We’re taught that moisture is the enemy when roasting or frying foods that we want to get perfectly crispy and/or golden brown. So the two techniques I’m about to discuss may seem counterintuitive: In each of them, a splash of water improves rather than sabotages a batch of crispy roasted potatoes or lacy pan-fried dumplings.
The key methods to know are steam-frying and steam-roasting. Both involve adding just enough water to a pan or skillet of food to create a little steam. That steam power helps everything cook evenly and all the way through. Steam-frying happens on the stove, while steam-roasting happens in the oven. So when and why do you want steam creeping around as you fry and roast? Read on:
When you want to cook something through without burning the undersides—think juicy dumplings with crispy bottoms or perfect sunny-side up eggs (no more patches of translucent/gloppy/uncooked whites!)—a bit of water is your ally.

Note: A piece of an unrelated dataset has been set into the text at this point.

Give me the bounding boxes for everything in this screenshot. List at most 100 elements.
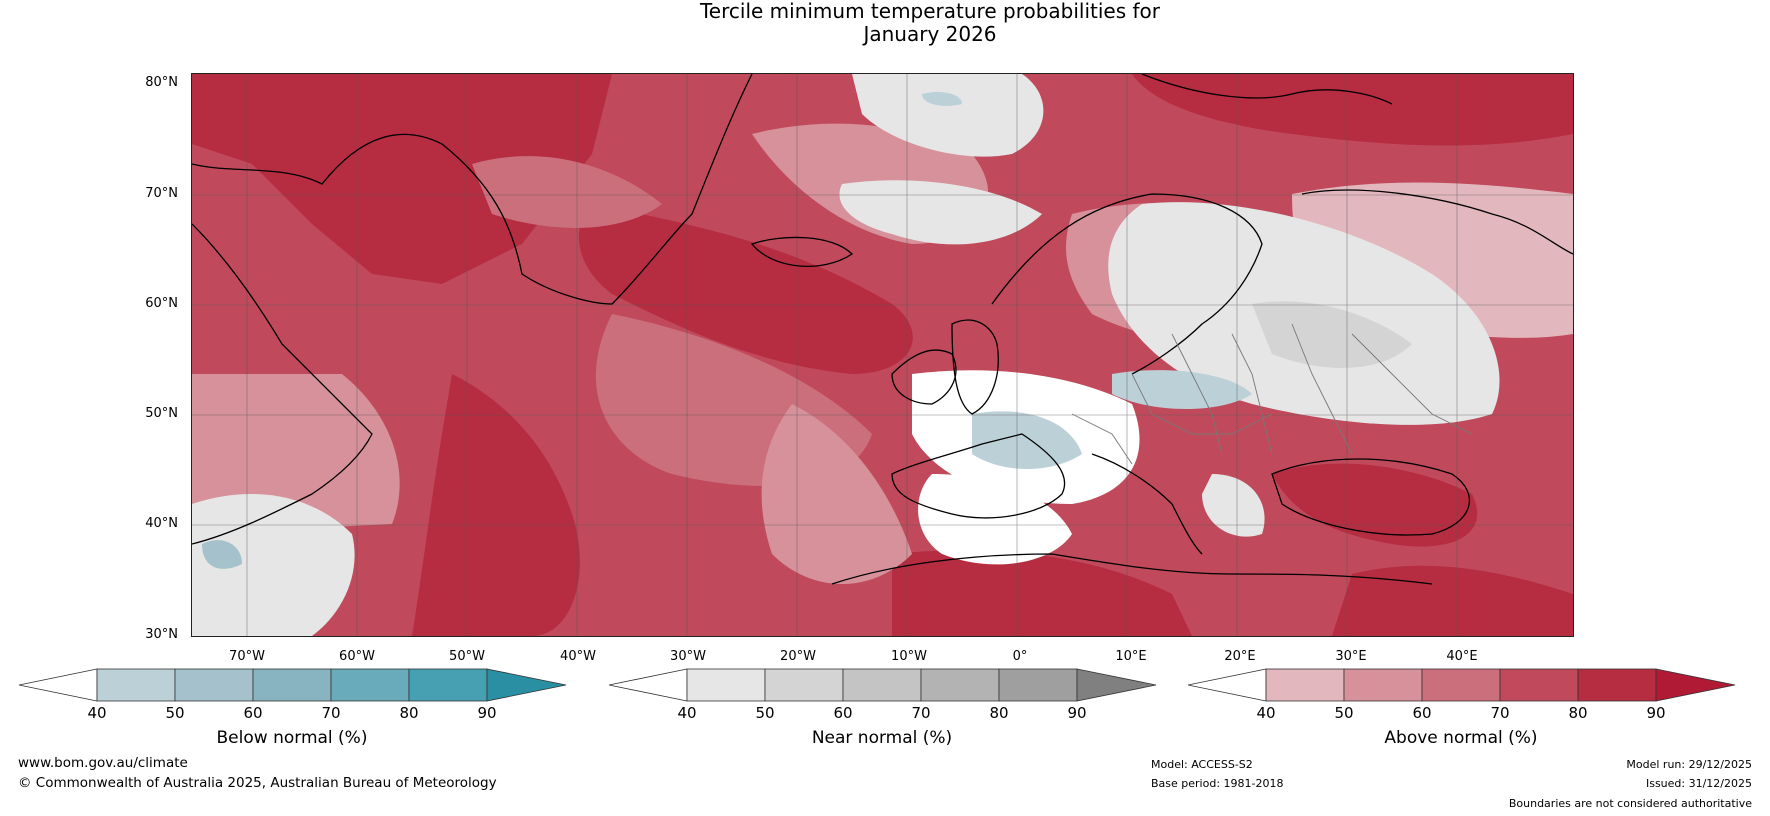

There are two ways you can do this. One option is to add a little water to a cold skillet at the same time you add your cooking oil and food. Heat everything together, covered, until the food you’re cooking absorbs some of the water, while the steam helps to cook the ingredient’s top as well as its bottom. When you uncover the pan and allow the rest of the water to evaporate, the oil can do its thing and turn your food golden brown. This is a common way to cook pan-fried dumplings so that the filling stays juicy while the bottoms get nice and crisp.
Alternatively, you can pan-fry your food first, and then after you’ve achieved the desired level of color, carefully add a splash of water and immediately cover until everything is cooked through. The water will quickly convert to steam to form a dome of enclosed heat that will quickly cook bulkier vegetables like broccoli or fennel and wilt big piles of greens. Since you’ll be adding water while your cooking oil is already quite hot, have a lid ready to immediately cover the skillet and protect yourself from any hot-oil splatters.
Sometimes it’s important to sap every bit of moisture out of whatever you’re oven-roasting—for crispy-skinned chicken, say, or a tray of perfectly blistered asparagus. But in other cases, a little water added to a foil-covered pan creates steam (sound familiar?) that keeps sturdier vegetables such as potatoes, halved beets, and whole carrots from drying out or toughening up in the oven.
Like steam-frying, you have two paths for steam-roasting: You can first steam your veg until tender with ½ cup of water on a foil-covered baking sheet; carefully tip out any excess liquid, toss with oil, salt, and pepper, and roast uncovered (this method prioritizes crispy edges). Or, you can toss the veg with oil in a 13×9″ baking dish and pour in ¼ cup water before covering with foil. By the time your vegetables are tender, they’ll be creamy inside, with caramelized, if not crisp, exteriors.